People, Planet, and Profit — Business Leaders and Sustainable Economics

United States Capitol

Photo Credit: United States Capitol, Justin A Irving, purposeinleadership.com

Today I had the pleasure of meeting with a group of business and political leaders at the United States Capitol in Washington, DC. Facilitated by The Washington Institute, a group of leaders who are interested in the integration of faith and work gathered to hear insights from key leaders in Washington.

Economics of Mutuality

One of these senior business leaders was Jay Jakub of the Mars Corporation who shared a great deal about the corporation’s thinking on the economics of mutuality. Jakub began by noting that if you want to make money for a year you ask one set of questions, but if you want to make money for 100 years you ask different questions. The 100-year questions revolve around mutuality and sustainability, and challenge the purely profit-driven approach to business rooted in Milton Friedman’s economic theory.

A Triple Bottom Line

To summarize the in-depth presentation we heard, Mars is aggressively piloting and pursuing a Triple Bottom Line approach to business and economics.  While a single bottom line approach is the norm in most business—particularly within publicly traded companies—Mars and other corporations are growing in also taking the bottom line of people and planet seriously as well. Taking profit, planet, and people seriously in the corporate environment means identifying and implementing metrics to measure performance in all three bottom line variables of People, Planet, and Profit.

Triple-Bottom-Line

The Triple Bottom Line & The Economics of Mutuality

Myopic Economics

Economic approaches that isolate only one of these variables will err. A profit-only approach to business burdens people and damages the environment. A planet-only approach to business often is unsustainable because it is not profitable, and because the lack of sustainability will not serve people. A People-only approach sounds helpful, but often lacks environmental consciousness and likely will fail in the long run due to an absence of profitability.

Holistic Economics

The key insight I took away from this interaction with Jay Jakub is to pursue business economics in a holistic manner. Pursuing only one bottom line priority is myopic (People, Planet, OR Profit) and is driven by short term questions in pursuit of short term solutions.
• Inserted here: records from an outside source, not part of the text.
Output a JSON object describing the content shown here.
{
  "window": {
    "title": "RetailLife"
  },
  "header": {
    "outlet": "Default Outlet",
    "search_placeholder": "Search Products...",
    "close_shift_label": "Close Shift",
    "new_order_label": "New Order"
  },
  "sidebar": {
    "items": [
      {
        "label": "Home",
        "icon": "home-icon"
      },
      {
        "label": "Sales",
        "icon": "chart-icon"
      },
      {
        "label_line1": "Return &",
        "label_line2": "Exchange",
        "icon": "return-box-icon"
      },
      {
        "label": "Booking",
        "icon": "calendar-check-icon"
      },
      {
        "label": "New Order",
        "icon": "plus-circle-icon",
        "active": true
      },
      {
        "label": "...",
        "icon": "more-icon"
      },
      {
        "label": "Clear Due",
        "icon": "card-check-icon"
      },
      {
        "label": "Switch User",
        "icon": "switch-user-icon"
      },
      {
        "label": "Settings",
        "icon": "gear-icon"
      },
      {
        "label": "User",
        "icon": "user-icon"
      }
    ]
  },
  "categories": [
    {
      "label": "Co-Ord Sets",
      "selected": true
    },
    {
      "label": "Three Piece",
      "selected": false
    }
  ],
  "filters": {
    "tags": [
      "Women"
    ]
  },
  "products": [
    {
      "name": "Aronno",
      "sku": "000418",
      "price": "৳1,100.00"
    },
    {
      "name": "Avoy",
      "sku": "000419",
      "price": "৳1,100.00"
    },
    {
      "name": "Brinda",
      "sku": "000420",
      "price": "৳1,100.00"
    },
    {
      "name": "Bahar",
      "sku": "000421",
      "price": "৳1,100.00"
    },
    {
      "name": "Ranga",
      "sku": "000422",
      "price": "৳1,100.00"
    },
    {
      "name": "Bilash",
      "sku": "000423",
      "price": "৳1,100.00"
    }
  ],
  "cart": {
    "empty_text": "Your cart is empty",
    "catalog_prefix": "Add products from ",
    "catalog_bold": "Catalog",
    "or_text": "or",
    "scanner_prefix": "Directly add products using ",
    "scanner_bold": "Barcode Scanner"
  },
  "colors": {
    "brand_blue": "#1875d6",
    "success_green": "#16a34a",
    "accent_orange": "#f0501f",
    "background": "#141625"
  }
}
In contrast to a myopic and short term approach, pursuing the Triple Bottom Line of People, Planet, and Profit leads to a business economic model that is bearable, equitable, viable, and ultimately sustainable.

I’m hopeful that Mars and many other companies will make a successful transition from the single bottom line to the triple bottom in the next decade. Societal, economic, and human flourishing in our world under God’s care will benefit greatly from such transformation!